Firing mechanisms vary by application. The annulus pressure drop (APD) system fires when annulus pressure is reduced by a pre-set amount — safe and reliable, requires no electrical connection. Differential pressure firing heads activate when wellbore pressure rises or falls to a trigger level. Hydraulic delay systems allow time for the well to be shut in (tubing and packer set) before firing. Some systems allow the gun to be retrieved unfired if the job is aborted — important in expensive offshore operations.

TCP Synonyms and Related Terminology

Tubing-conveyed perforating is also known as:

• TCP — universal abbreviation in completion engineering
• Tubing-conveyed gun — describes the hardware configuration
• TCP completion — refers to the overall completion method using TCP guns
• Underbalanced perforating — emphasises the pressure condition at firing, often achieved via TCP

Related terms: Perforation, Completion, Formation Damage, Packer

Frequently Asked Questions About TCP

What is the main advantage of TCP over conventional wireline perforating?

The primary advantages are deviated well capability and underbalanced perforating. In wells deviated beyond 55–60 degrees, wireline cannot reach total depth by gravity conveyance; TCP runs on the tubing string and delivers guns to any depth regardless of deviation. Underbalanced perforating — achievable with TCP when wellbore fluid is replaced with lighter fluid before firing — produces significantly cleaner perforation tunnels than overbalanced wireline perforating. Studies in Gulf of Mexico and North Sea offshore wells have shown 20–50% productivity improvement from underbalanced vs. overbalanced perforating in the same formation, justifying the additional complexity of TCP completion design.

How are TCP guns retrieved after firing?

Spent TCP gun bodies remain in the wellbore after firing and are typically left downhole (dropped into the rathole below the perforated interval) using a drop-off or snap-off firing head sub. The gun body drops free, allowing the production string to land on the packer and begin producing. Alternatively, the gun bodies can be retrieved by pulling the tubing string — but this requires the well to be killed before retrieval, eliminating the underbalanced completion benefit. Most modern TCP jobs use drop-off firing heads to avoid killing the well post-perforation.

When is TCP not the right choice?

TCP is not ideal for short perforated intervals (under 15 metres) in vertical wells with reliable wireline access — wireline is faster and less expensive. TCP also requires more complex pre-job planning (firing head selection, underbalance fluid design, packer setting procedure) and is more sensitive to wellbore fluid density errors that could cause premature or failed firing. In wells where the perforation interval must be changed after testing (selective zone isolation), wireline plug-and-perf or through-tubing perforating offers more flexibility than a committed TCP completion.
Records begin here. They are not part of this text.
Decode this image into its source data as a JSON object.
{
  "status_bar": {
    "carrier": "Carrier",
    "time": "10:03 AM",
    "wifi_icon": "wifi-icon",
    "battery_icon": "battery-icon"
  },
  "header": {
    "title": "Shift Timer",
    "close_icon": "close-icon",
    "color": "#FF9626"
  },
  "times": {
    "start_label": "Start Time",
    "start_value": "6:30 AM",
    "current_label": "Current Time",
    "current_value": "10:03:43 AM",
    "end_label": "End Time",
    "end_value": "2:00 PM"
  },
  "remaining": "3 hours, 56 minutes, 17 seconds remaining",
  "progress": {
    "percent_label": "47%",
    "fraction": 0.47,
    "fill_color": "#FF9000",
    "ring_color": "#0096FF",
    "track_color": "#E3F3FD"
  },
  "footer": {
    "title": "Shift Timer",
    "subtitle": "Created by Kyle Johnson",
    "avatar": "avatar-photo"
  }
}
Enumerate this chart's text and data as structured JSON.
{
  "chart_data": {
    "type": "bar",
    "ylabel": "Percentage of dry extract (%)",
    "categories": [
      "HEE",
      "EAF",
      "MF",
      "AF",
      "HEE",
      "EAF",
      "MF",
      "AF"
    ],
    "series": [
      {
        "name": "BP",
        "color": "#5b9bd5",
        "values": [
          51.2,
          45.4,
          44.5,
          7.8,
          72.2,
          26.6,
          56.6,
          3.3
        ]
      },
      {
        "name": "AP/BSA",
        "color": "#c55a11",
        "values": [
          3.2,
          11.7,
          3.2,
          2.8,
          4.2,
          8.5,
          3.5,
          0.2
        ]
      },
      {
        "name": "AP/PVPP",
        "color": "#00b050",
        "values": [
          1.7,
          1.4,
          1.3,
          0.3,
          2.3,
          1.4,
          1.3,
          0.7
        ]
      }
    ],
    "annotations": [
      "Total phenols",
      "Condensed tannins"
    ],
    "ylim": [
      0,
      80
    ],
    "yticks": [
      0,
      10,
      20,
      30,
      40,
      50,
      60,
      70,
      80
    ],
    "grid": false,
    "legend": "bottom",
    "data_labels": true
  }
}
Why TCP Matters in Oil and Gas

Tubing-conveyed perforating enables completion of wells that wireline cannot reach and provides the underbalanced perforating conditions that produce the cleanest, most productive perforation tunnels achievable with conventional perforating technology. In the offshore environment — where every completion decision is made against a background of USD 500,000+ per day rig costs — TCP's ability to complete a well in a single trip with maximum perforation efficiency directly translates to both improved production rates and reduced rig time. It is a standard completion tool in every major deepwater development worldwide.